A part of me wants to turn around and comfort her but I don’t. I’m not used to people getting through my barriers. Usually I just lash out, force them away. But I can’t do that with her. And I’m not ready to let her see my scars up close. To let her see the resentment I feel, which makes me even more petty and horrible.

Her shadow falls against the wall and I watch her raise a hand toward my back. Watch her fingers hover near my shoulder and then fall away.

“Annah?” My name’s a whisper. There’s no judgment or malice in her voice and it makes me feel even more selfish and cold.

I close my eyes. She used to be my other half but now she only makes me think of the worst parts of myself and I’m too wretchedly ashamed to face her. I left her alone in the Forest. I blamed her for being weak rather than blaming myself for being selfish—that’s what makes it even worse.

“Annah,” she says, her voice a little stronger. “It’s … it’s me.” She draws a breath. “It’s your sister.”

As if I wouldn’t know her.

“Please, Annah, please look at me.”

The Unconsecrated man moans and reaches, chains around his wrists rattling against the steel bars of the wheel he’s trapped inside. The lights connected to the turning gears hover and buzz, growing bright and dim and blazing back to life again as he lurches forward.

I wish he’d stop. I wish it would all stop. That the dead could just give up. Turn around and go back to their homes and leave us all alone. Then I could stay huddled here in the darkness and I’d never have to face my sister—would never have to see her expression when she sees my face.

I open my mouth to say her name but I freeze, suddenly unsure what to say.
Gabry
doesn’t feel right—she’s always been Abigail to me. “I don’t know what to call you,” I whisper awkwardly and I glance down at my hands, at the shadows they make, and heat crawls up my chest and along my throat.

“Call me your sister,” she says.
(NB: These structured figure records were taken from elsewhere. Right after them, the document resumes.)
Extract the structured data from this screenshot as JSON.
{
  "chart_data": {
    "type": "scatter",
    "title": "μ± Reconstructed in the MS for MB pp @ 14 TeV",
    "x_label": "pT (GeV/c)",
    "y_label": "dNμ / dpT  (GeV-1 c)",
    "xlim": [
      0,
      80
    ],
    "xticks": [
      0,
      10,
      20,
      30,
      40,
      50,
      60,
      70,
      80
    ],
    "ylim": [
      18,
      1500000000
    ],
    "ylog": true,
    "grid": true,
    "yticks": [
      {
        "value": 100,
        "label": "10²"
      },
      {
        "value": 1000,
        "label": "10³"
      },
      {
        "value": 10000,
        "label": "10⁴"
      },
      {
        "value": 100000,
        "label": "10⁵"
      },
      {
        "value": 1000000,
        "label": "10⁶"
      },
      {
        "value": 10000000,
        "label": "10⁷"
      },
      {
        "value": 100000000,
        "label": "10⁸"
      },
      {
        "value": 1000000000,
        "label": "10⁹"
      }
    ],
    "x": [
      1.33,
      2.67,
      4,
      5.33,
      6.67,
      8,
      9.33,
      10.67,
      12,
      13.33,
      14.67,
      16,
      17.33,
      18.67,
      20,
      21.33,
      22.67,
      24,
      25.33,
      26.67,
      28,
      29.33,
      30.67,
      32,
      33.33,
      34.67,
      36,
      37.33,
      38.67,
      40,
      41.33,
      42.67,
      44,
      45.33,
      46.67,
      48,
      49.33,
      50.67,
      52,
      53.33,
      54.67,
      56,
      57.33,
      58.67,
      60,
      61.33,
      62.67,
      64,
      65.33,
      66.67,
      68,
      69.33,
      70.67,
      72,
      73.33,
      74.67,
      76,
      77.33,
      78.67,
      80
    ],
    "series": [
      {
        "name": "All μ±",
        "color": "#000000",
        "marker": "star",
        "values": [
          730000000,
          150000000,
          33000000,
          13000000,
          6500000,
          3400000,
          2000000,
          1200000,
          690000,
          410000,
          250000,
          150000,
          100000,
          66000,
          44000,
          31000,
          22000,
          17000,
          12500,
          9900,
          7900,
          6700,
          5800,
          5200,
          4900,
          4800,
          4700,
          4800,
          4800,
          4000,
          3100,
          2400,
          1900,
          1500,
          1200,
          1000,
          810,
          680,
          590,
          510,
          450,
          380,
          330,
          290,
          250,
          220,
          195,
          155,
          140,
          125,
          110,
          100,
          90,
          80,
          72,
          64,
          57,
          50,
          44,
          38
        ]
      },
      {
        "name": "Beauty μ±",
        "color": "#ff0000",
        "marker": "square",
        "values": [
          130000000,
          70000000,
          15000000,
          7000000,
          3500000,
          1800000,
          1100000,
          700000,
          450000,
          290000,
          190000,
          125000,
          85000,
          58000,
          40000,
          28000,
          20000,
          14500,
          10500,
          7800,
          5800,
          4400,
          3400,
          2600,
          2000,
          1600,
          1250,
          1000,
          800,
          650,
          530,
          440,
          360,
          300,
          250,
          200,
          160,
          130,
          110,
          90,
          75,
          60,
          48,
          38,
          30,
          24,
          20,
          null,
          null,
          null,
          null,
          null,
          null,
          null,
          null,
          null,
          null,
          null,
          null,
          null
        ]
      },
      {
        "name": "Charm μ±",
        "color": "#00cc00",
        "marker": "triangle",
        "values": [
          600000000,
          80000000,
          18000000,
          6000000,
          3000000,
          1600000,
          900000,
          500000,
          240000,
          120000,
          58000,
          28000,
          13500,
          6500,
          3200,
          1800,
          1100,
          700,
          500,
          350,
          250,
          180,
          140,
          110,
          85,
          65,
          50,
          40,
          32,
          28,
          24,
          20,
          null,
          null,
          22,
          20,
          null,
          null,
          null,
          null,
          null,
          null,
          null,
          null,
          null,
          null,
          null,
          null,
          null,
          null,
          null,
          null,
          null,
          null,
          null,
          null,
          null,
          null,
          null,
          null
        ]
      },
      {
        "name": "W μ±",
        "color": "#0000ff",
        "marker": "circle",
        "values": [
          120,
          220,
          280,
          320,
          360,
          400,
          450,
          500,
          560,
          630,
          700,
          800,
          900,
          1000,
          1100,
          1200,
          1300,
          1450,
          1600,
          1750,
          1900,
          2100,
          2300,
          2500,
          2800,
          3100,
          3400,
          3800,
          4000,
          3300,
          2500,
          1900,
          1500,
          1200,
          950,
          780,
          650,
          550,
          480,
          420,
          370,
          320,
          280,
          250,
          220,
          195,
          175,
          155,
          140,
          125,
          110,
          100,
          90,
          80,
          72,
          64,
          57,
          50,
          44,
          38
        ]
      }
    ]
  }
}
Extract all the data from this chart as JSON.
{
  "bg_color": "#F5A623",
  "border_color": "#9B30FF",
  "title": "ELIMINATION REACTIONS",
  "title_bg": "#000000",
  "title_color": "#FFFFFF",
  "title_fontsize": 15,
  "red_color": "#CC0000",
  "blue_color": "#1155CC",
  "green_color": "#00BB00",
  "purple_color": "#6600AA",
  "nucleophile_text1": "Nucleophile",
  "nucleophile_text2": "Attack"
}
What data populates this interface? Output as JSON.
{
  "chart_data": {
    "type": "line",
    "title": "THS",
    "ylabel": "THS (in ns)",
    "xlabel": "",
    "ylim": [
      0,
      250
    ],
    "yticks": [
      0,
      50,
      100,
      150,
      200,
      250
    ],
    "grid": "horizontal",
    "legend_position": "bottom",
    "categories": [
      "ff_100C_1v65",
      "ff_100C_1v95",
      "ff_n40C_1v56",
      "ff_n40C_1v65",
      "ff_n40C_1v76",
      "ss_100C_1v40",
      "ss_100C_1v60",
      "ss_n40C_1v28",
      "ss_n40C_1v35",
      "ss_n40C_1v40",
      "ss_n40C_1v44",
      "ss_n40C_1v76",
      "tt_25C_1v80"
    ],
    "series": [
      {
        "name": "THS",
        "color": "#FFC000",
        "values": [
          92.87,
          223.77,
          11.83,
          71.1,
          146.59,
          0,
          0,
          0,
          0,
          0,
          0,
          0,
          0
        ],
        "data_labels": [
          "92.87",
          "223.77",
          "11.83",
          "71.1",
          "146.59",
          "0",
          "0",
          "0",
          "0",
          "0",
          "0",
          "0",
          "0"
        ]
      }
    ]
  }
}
And then I can hear the smile crossing her face, feel it brightening the hall behind me. “Your big sister.”

And I can’t help but laugh because it feels so like my hidden memories of
her
. I’d forgotten that as kids she’d lorded
her superior age over me, even though it could only be counted in minutes.

She laughs too and I drop my chin to my chest, covering my face with my hands as my laughter turns to tears. All the guilt and shame and anger too much for me as my shoulders hitch with sobs.

She doesn’t hesitate but pulls me to her, taking my head and pushing it into her shoulder, her arms circling my back. I weave my arms around her and it’s like nothing’s changed.

We still fit together—two mirrored halves.

I close my eyes against the twisted joy and pain and try to control my breathing and swallow my sobs but I can tell that she’s shaking too. I can feel her tears trailing over my skin.

Finally, she pulls away, her fingers tight around mine. She’s staring at my hands and she traces a thumb over my scars. I stay utterly still and hold my breath, waiting for her to say something. She finally looks up at me, her eyes following the fissures across my face. “Elias never mentioned …” She trails off and I look back at our hands. At how smooth and perfect her skin is. Especially against mine that’s so marred.